Caméras vidéo au travail

Résumé de conclusions d'enquête en vertu de la LPRPDE no 2004-265

[paragraphes 13(2), 5(3); Principe 4.3; alinéa 7(1)b)]

Plainte

Deux employés d'une compagnie de chemin de fer se sont plaint que la compagnie avait utilisé des caméras vidéo servant habituellement à des fins opérationnelles pour établir s'ils avaient quitté les lieux pendant les heures normales de travail. L'entreprise avait pris contre eux des mesures disciplinaires pour avoir quitté le travail sans autorisation.

Résumé de l'enquête

Le gestionnaire responsable des caméras, ayant aperçu les deux employés monter à bord d'un véhicule automobile, était allé dans son bureau et avait utilisé le zoom des caméras pour voir si les intéressés quittaient les lieux de travail. L'un des deux employés avait déposé un grief contre la mesure disciplinaire dont il avait fait l'objet, et le litige a été renvoyé en arbitrage.

Les caméras servent normalement à suivre le mouvement des trains et à informer les membres d'équipage de l'emplacement des trains. La compagnie comme le syndicat conviennent que les caméras sont nécessaires à des fins opérationnelles.

La compagnie de chemin de fer a présenté un certain nombre d'arguments pour défendre le recours aux caméras. À l'origine, elle a soutenu que la commissaire devrait exercer le pouvoir discrétionnaire que lui confère la Loi sur la protection des renseignements personnels et les documents électroniques (la Loi) et décider de ne pas émettre de rapport, puisque que la question est soumise à l'arbitrage. Dans son argumentation finale, l'entreprise a invoqué une décision récente de la Cour fédérale dans laquelle celle-ci avait statué que les tribunaux du travail avait la compétence exclusive à l'égard des litiges découlant des conventions collectives. Elle a donc soutenu que le Commissariat à la protection de la vie privée n'avait pas compétence dans ces cas.
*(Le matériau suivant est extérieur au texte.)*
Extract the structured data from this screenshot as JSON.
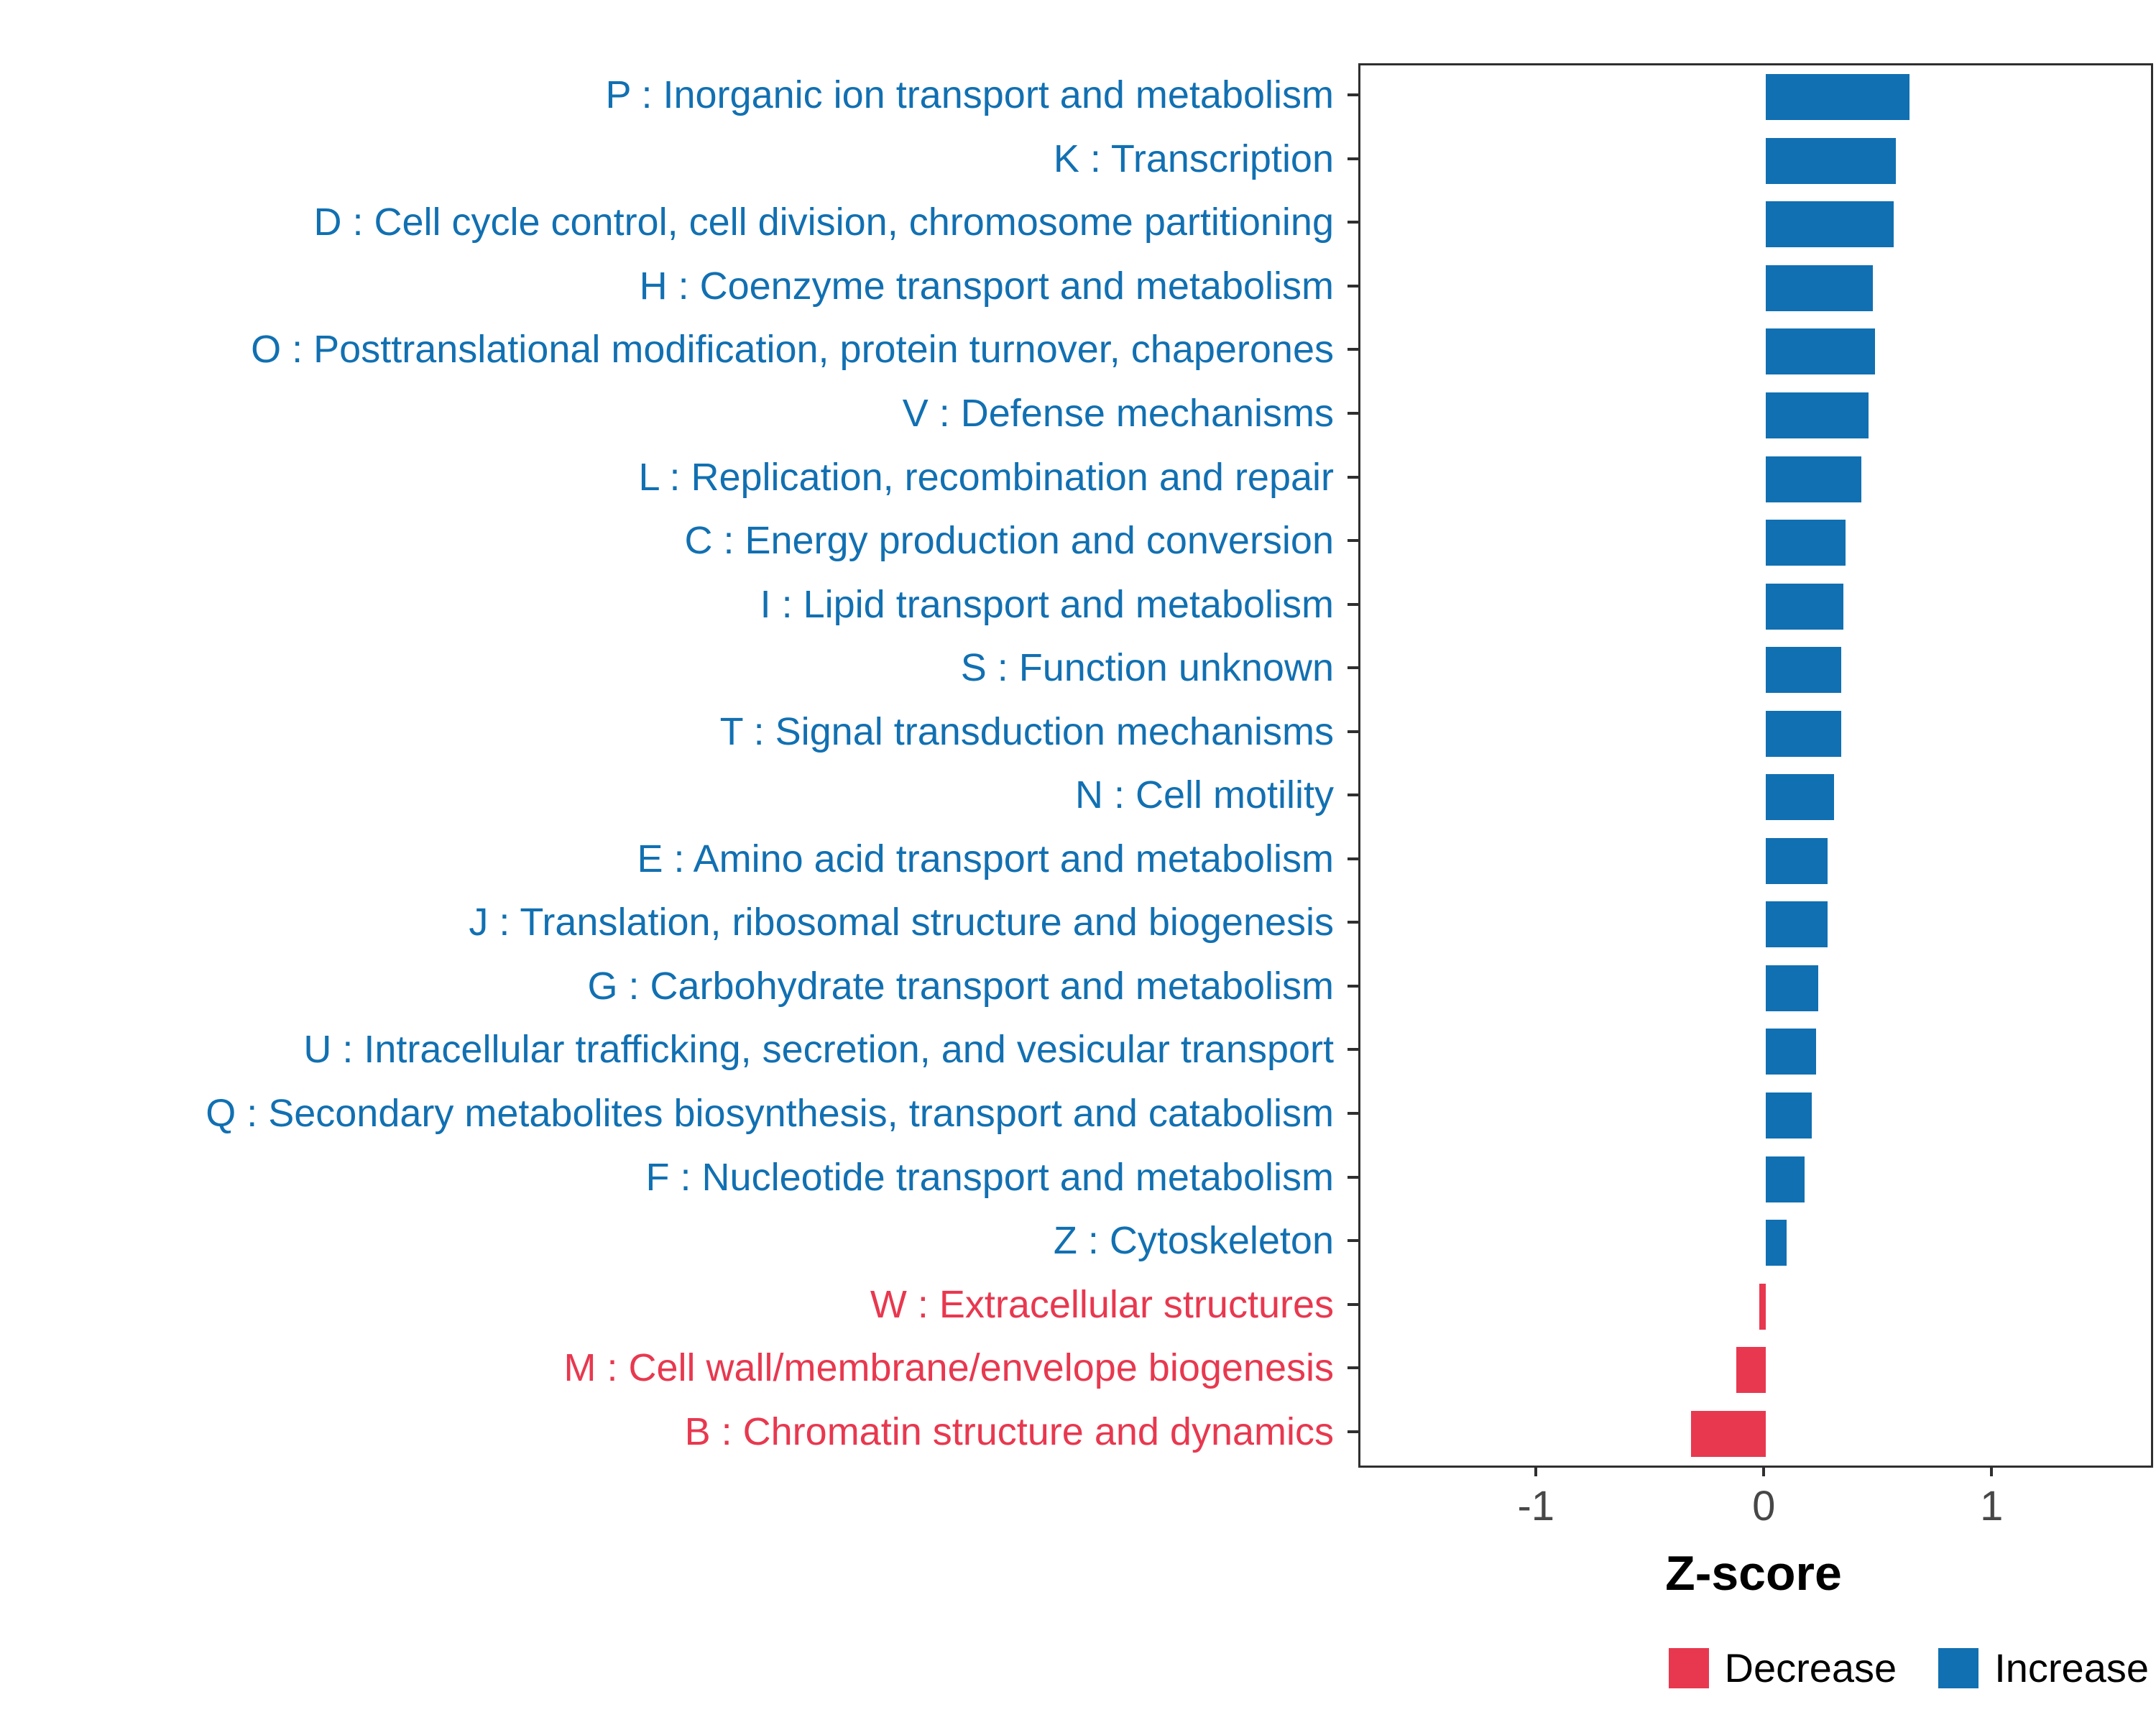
{
  "chart_data": {
    "type": "bar",
    "orientation": "horizontal",
    "title": "",
    "xlabel": "Z-score",
    "ylabel": "",
    "xlim": [
      -1.78,
      1.69
    ],
    "x_ticks": [
      -1,
      0,
      1
    ],
    "grid": false,
    "legend_position": "bottom-right",
    "colors": {
      "increase": "#1170b2",
      "decrease": "#e8384f"
    },
    "categories": [
      {
        "label": "P : Inorganic ion transport and metabolism",
        "value": 0.63,
        "direction": "increase"
      },
      {
        "label": "K : Transcription",
        "value": 0.57,
        "direction": "increase"
      },
      {
        "label": "D : Cell cycle control, cell division, chromosome partitioning",
        "value": 0.56,
        "direction": "increase"
      },
      {
        "label": "H : Coenzyme transport and metabolism",
        "value": 0.47,
        "direction": "increase"
      },
      {
        "label": "O : Posttranslational modification, protein turnover, chaperones",
        "value": 0.48,
        "direction": "increase"
      },
      {
        "label": "V : Defense mechanisms",
        "value": 0.45,
        "direction": "increase"
      },
      {
        "label": "L : Replication, recombination and repair",
        "value": 0.42,
        "direction": "increase"
      },
      {
        "label": "C : Energy production and conversion",
        "value": 0.35,
        "direction": "increase"
      },
      {
        "label": "I : Lipid transport and metabolism",
        "value": 0.34,
        "direction": "increase"
      },
      {
        "label": "S : Function unknown",
        "value": 0.33,
        "direction": "increase"
      },
      {
        "label": "T : Signal transduction mechanisms",
        "value": 0.33,
        "direction": "increase"
      },
      {
        "label": "N : Cell motility",
        "value": 0.3,
        "direction": "increase"
      },
      {
        "label": "E : Amino acid transport and metabolism",
        "value": 0.27,
        "direction": "increase"
      },
      {
        "label": "J : Translation, ribosomal structure and biogenesis",
        "value": 0.27,
        "direction": "increase"
      },
      {
        "label": "G : Carbohydrate transport and metabolism",
        "value": 0.23,
        "direction": "increase"
      },
      {
        "label": "U : Intracellular trafficking, secretion, and vesicular transport",
        "value": 0.22,
        "direction": "increase"
      },
      {
        "label": "Q : Secondary metabolites biosynthesis, transport and catabolism",
        "value": 0.2,
        "direction": "increase"
      },
      {
        "label": "F : Nucleotide transport and metabolism",
        "value": 0.17,
        "direction": "increase"
      },
      {
        "label": "Z : Cytoskeleton",
        "value": 0.09,
        "direction": "increase"
      },
      {
        "label": "W : Extracellular structures",
        "value": -0.03,
        "direction": "decrease"
      },
      {
        "label": "M : Cell wall/membrane/envelope biogenesis",
        "value": -0.13,
        "direction": "decrease"
      },
      {
        "label": "B : Chromatin structure and dynamics",
        "value": -0.33,
        "direction": "decrease"
      }
    ],
    "legend": [
      {
        "label": "Decrease",
        "direction": "decrease"
      },
      {
        "label": "Increase",
        "direction": "increase"
      }
    ]
  }
}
Nonobstant ce qui précède, la compagnie a signalé que la Loi permet aux organisations de recueillir, d'utiliser et de communiquer des renseignements personnels à des fins qu'une personne raisonnable estimerait acceptables dans les circonstances. Cependant, elle a aussi soutenu qu'elle ne recueillait pas les renseignements personnels des plaignants lorsque le gestionnaire avait ciblé la caméra sur eux parce que la caméra n'enregistre pas. L'entreprise a décrit la caméra comme une « aide visuelle » qui permet au gestionnaire de donner suite à une situation préoccupante qu'il avait déjà repérée sans la caméra. De plus, toujours selon l'entreprise, les plaignants ne pouvaient raisonnablement s'attendre à la protection de leur vie privée étant donné qu'il y a constamment des gens qui circulent à pied dans la cour de triage. Selon la compagnie, comme les plaignants avaient un comportement suspect le jour en question, une personne raisonnable jugerait acceptable que l'on utilise les caméras comme aide visuelle pour voir dans quelle direction allait le véhicule conduit par l'un des deux plaignants.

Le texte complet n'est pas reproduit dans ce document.